За день он прошел почти половину пути. Правда, несравнимо легкую половину. Остаток едва ли он осилит за два дня. Но это пока что не очень-то озадачивало, снег лежал бездвижно, хотя заметно потяжелел под весенним солнцем. Обвалов не случилось за весь день, да и следов их не попадалось. Для ночевки он все же выбрал безопасное от возможного обвала место - под метровым гранитным карнизом, края которого прогибались, казалось, под тяжестью пухлого языка. Вроде бы не совсем разумно спать там, где висит над тобой снежная глыба, но Абдумейирим хорошо знал, что если оторвется язык, то под карниз он не угодит - лавина покатится вниз, а он может, даже не просыпаясь, продолжать спать.

Утоптав достаточную для себя площадку, раскатал Абдумейирим кошму и развалился на ней, блаженно вытянув ноги, а когда сон начал одолевать, поднялся, отрезал ломоть кошмы (в той половине, где не было терьяка) и, настрогав ее мелкими лоскутками, начал сооружать костерок под котелком, до предела натолкав его снегом. Разрыхленная шерсть занялась сразу, заполнив затхлый закуток роговой горелостью до удушливости, но Абдумейириму ничего не оставалось делать, как мириться с таким положением, как мирился прежде и его отец, и отец отца, и дед отца - дров на этой тропе отродясь не водилось, а тащить с собой поленья совершенно бессмысленно, тем более, что шерсть хотя и горела не ахти как, но казанок вполне можно было разогреть до приятной теплости и, посолив воду, запить в полное свое удовольствие толокно.

Кошма после каждой ночевки убывала, но не настолько, чтобы не оставаться теплой подстилкой.

Прокоротал Абдумейирим ночь. Как ни тихо было вокруг, не спал он крепко: робость подкралась вместе с темнотой и не отступала до самого рассвета. С отцом было покойней. Вдвоем все же. Согревала душа душу.

Пока он молился, а потом, подогрев воду, позавтракал толокном, совсем стало светло, а небо, хмурившееся весь вчерашний день, почти совершенно очистилось, но остатки туч не кучились в фантастические белобокие копны, а растянулись по небу легкой кисеей, очень напоминающей морозный узор на стекле, отчего небо казалось хотя и прозрачно-высоким, но не празднично-синим и бездонным, а серо-настороженным.
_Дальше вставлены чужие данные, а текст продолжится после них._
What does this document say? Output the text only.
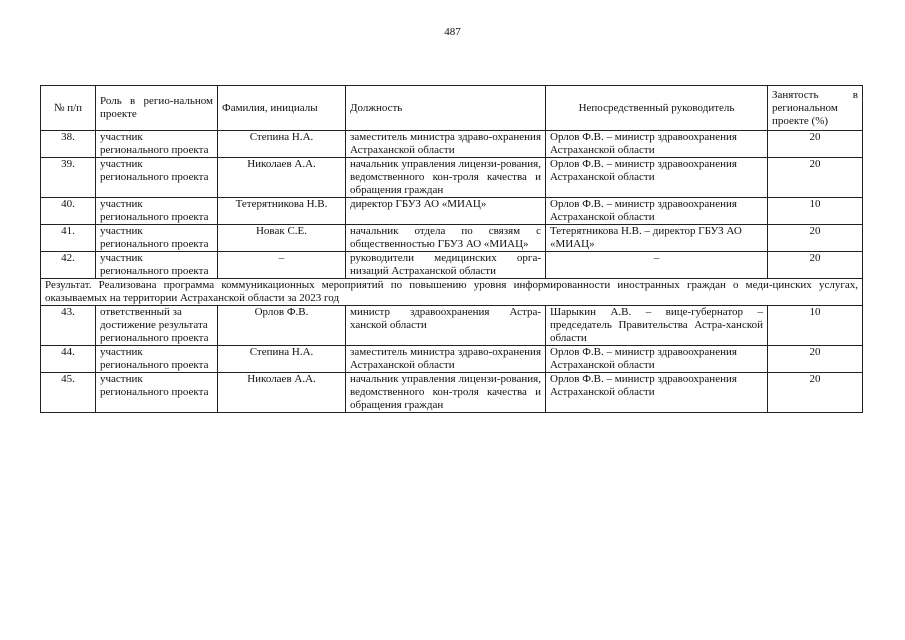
487
№ п/п	Роль в регио-нальном проекте	Фамилия, инициалы	Должность	Непосредственный руководитель	Занятость в региональном проекте (%)
38.	участник регионального проекта	Степина Н.А.	заместитель министра здраво-охранения Астраханской области	Орлов Ф.В. – министр здравоохранения Астраханской области	20
39.	участник регионального проекта	Николаев А.А.	начальник управления лицензи-рования, ведомственного кон-троля качества и обращения граждан	Орлов Ф.В. – министр здравоохранения Астраханской области	20
40.	участник регионального проекта	Тетерятникова Н.В.	директор ГБУЗ АО «МИАЦ»	Орлов Ф.В. – министр здравоохранения Астраханской области	10
41.	участник регионального проекта	Новак С.Е.	начальник отдела по связям с общественностью ГБУЗ АО «МИАЦ»	Тетерятникова Н.В. – директор ГБУЗ АО «МИАЦ»	20
42.	участник регионального проекта	–	руководители медицинских орга-низаций Астраханской области	–	20
Результат. Реализована программа коммуникационных мероприятий по повышению уровня информированности иностранных граждан о меди-цинских услугах, оказываемых на территории Астраханской области за 2023 год					
43.	ответственный за достижение результата регионального проекта	Орлов Ф.В.	министр здравоохранения Астра-ханской области	Шарыкин А.В. – вице-губернатор – председатель Правительства Астра-ханской области	10
44.	участник регионального проекта	Степина Н.А.	заместитель министра здраво-охранения Астраханской области	Орлов Ф.В. – министр здравоохранения Астраханской области	20
45.	участник регионального проекта	Николаев А.А.	начальник управления лицензи-рования, ведомственного кон-троля качества и обращения граждан	Орлов Ф.В. – министр здравоохранения Астраханской области	20
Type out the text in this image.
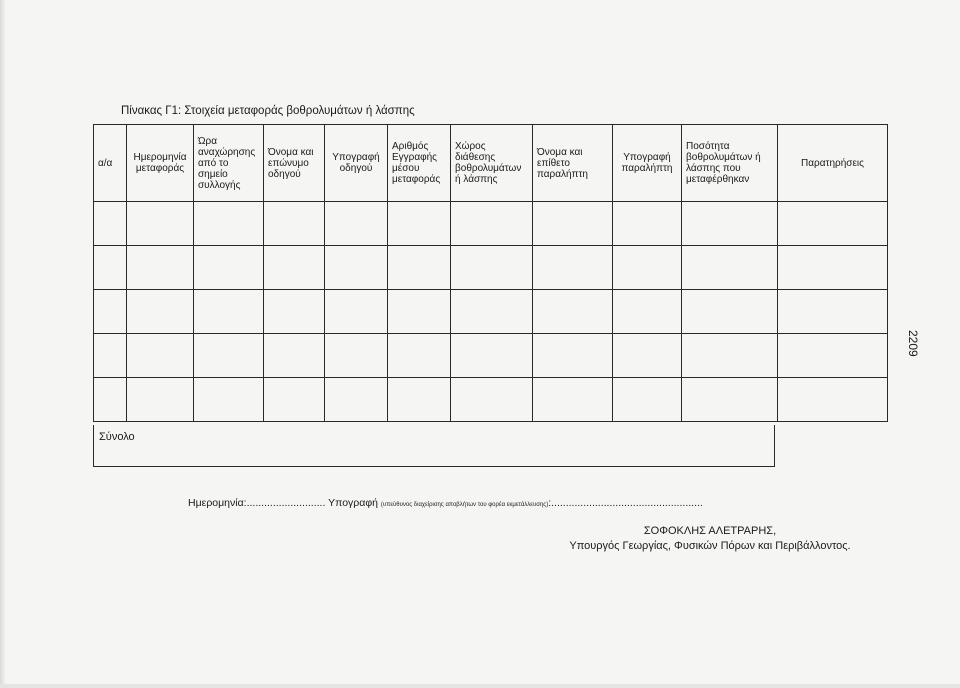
Πίνακας Γ1: Στοιχεία μεταφοράς βοθρολυμάτων ή λάσπης
α/α	Ημερομηνία μεταφοράς	Ώρα αναχώρησης από το σημείο συλλογής	Όνομα και επώνυμο οδηγού	Υπογραφή οδηγού	Αριθμός Εγγραφής μέσου μεταφοράς	Χώρος διάθεσης βοθρολυμάτων ή λάσπης	Όνομα και επίθετο παραλήπτη	Υπογραφή παραλήπτη	Ποσότητα βοθρολυμάτων ή λάσπης που μεταφέρθηκαν	Παρατηρήσεις

Σύνολο
2209
Ημερομηνία:........................... Υπογραφή (υπεύθυνος διαχείρισης αποβλήτων του φορέα εκμετάλλευσης):....................................................
ΣΟΦΟΚΛΗΣ ΑΛΕΤΡΑΡΗΣ,
Υπουργός Γεωργίας, Φυσικών Πόρων και Περιβάλλοντος.
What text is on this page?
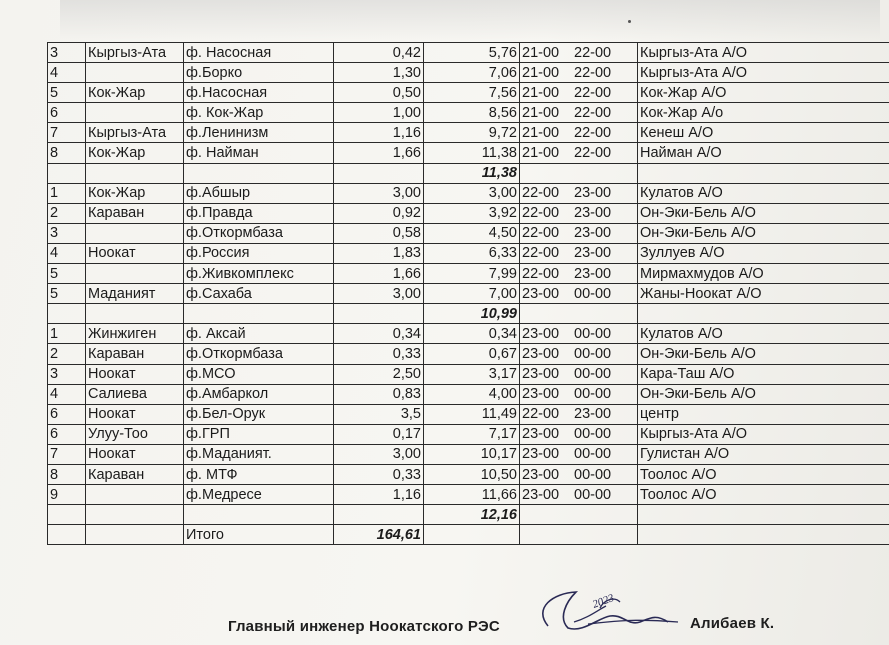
3	Кыргыз-Ата	ф. Насосная	0,42	5,76	21-00 22-00	Кыргыз-Ата А/О
4		ф.Борко	1,30	7,06	21-00 22-00	Кыргыз-Ата А/О
5	Кок-Жар	ф.Насосная	0,50	7,56	21-00 22-00	Кок-Жар А/О
6		ф. Кок-Жар	1,00	8,56	21-00 22-00	Кок-Жар А/о
7	Кыргыз-Ата	ф.Ленинизм	1,16	9,72	21-00 22-00	Кенеш А/О
8	Кок-Жар	ф. Найман	1,66	11,38	21-00 22-00	Найман А/О
				11,38		
1	Кок-Жар	ф.Абшыр	3,00	3,00	22-00 23-00	Кулатов А/О
2	Караван	ф.Правда	0,92	3,92	22-00 23-00	Он-Эки-Бель А/О
3		ф.Откормбаза	0,58	4,50	22-00 23-00	Он-Эки-Бель А/О
4	Ноокат	ф.Россия	1,83	6,33	22-00 23-00	Зуллуев А/О
5		ф.Живкомплекс	1,66	7,99	22-00 23-00	Мирмахмудов А/О
5	Маданият	ф.Сахаба	3,00	7,00	23-00 00-00	Жаны-Ноокат А/О
				10,99		
1	Жинжиген	ф. Аксай	0,34	0,34	23-00 00-00	Кулатов А/О
2	Караван	ф.Откормбаза	0,33	0,67	23-00 00-00	Он-Эки-Бель А/О
3	Ноокат	ф.МСО	2,50	3,17	23-00 00-00	Кара-Таш А/О
4	Салиева	ф.Амбаркол	0,83	4,00	23-00 00-00	Он-Эки-Бель А/О
6	Ноокат	ф.Бел-Орук	3,5	11,49	22-00 23-00	центр
6	Улуу-Тоо	ф.ГРП	0,17	7,17	23-00 00-00	Кыргыз-Ата А/О
7	Ноокат	ф.Маданият.	3,00	10,17	23-00 00-00	Гулистан А/О
8	Караван	ф. МТФ	0,33	10,50	23-00 00-00	Тоолос А/О
9		ф.Медресе	1,16	11,66	23-00 00-00	Тоолос А/О
				12,16		
		Итого	164,61			
2023
Главный инженер Ноокатского РЭС	Алибаев К.
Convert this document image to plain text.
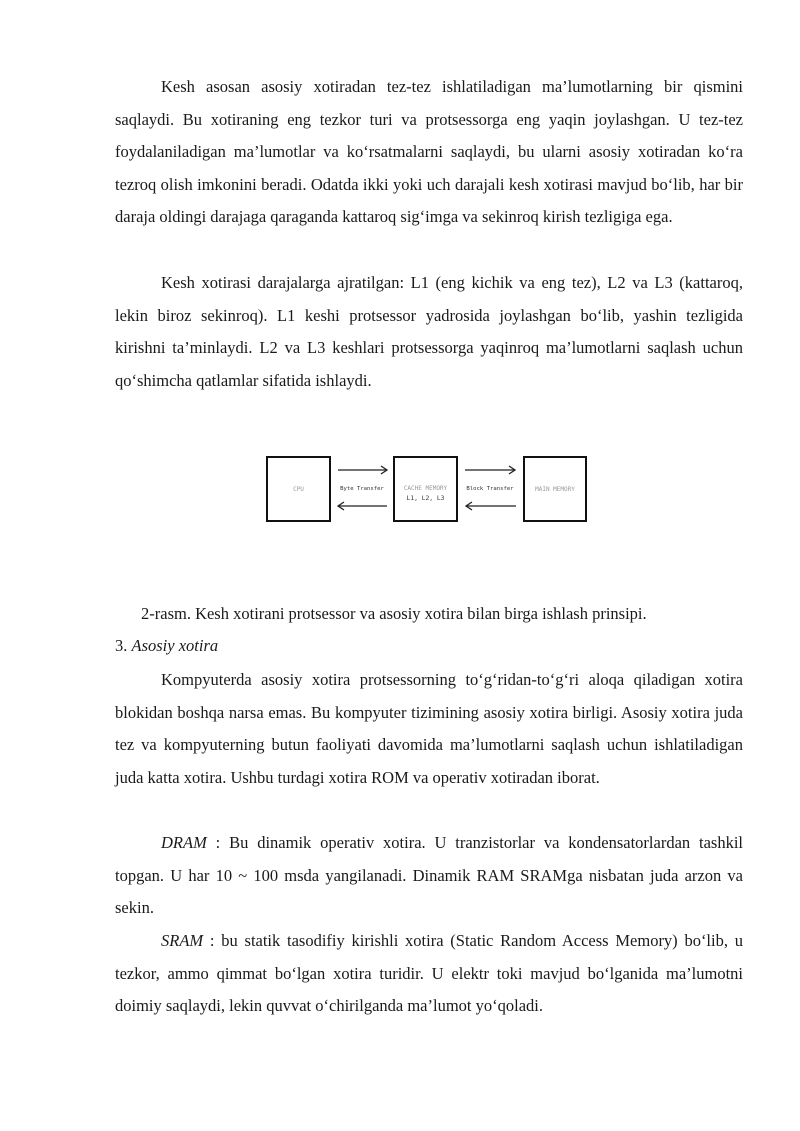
Kesh asosan asosiy xotiradan tez-tez ishlatiladigan ma’lumotlarning bir qismini saqlaydi. Bu xotiraning eng tezkor turi va protsessorga eng yaqin joylashgan. U tez-tez foydalaniladigan ma’lumotlar va ko‘rsatmalarni saqlaydi, bu ularni asosiy xotiradan ko‘ra tezroq olish imkonini beradi. Odatda ikki yoki uch darajali kesh xotirasi mavjud bo‘lib, har bir daraja oldingi darajaga qaraganda kattaroq sig‘imga va sekinroq kirish tezligiga ega.

Kesh xotirasi darajalarga ajratilgan: L1 (eng kichik va eng tez), L2 va L3 (kattaroq, lekin biroz sekinroq). L1 keshi protsessor yadrosida joylashgan bo‘lib, yashin tezligida kirishni ta’minlaydi. L2 va L3 keshlari protsessorga yaqinroq ma’lumotlarni saqlash uchun qo‘shimcha qatlamlar sifatida ishlaydi.

CPU	CACHE MEMORY
L1, L2, L3
MAIN MEMORY
Byte Transfer	Block Transfer

2-rasm. Kesh xotirani protsessor va asosiy xotira bilan birga ishlash prinsipi.

3. Asosiy xotira

Kompyuterda asosiy xotira protsessorning to‘g‘ridan-to‘g‘ri aloqa qiladigan xotira blokidan boshqa narsa emas. Bu kompyuter tizimining asosiy xotira birligi. Asosiy xotira juda tez va kompyuterning butun faoliyati davomida ma’lumotlarni saqlash uchun ishlatiladigan juda katta xotira. Ushbu turdagi xotira ROM va operativ xotiradan iborat.

DRAM : Bu dinamik operativ xotira. U tranzistorlar va kondensatorlardan tashkil topgan. U har 10 ~ 100 msda yangilanadi. Dinamik RAM SRAMga nisbatan juda arzon va sekin.

SRAM : bu statik tasodifiy kirishli xotira (Static Random Access Memory) bo‘lib, u tezkor, ammo qimmat bo‘lgan xotira turidir. U elektr toki mavjud bo‘lganida ma’lumotni doimiy saqlaydi, lekin quvvat o‘chirilganda ma’lumot yo‘qoladi.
"- О, Аллах!" - с тоской выдавил Абдумейирим, вполне понимая, чем обернется через несколько часов этот кисейно-серый рассвет.

Увы, Абдумейирим ошибся. Время шло к обеду, а солнце продолжало светить смягченным узорчатой кисеею светом, отчего снег не полыхал искрами, а поблескивал начищенным серебром и глаза, поэтому, не уставали. Можно смотреть не только под ноги, надвинув цветастую чалму как можно ниже на глаза, но можно любоваться и горами.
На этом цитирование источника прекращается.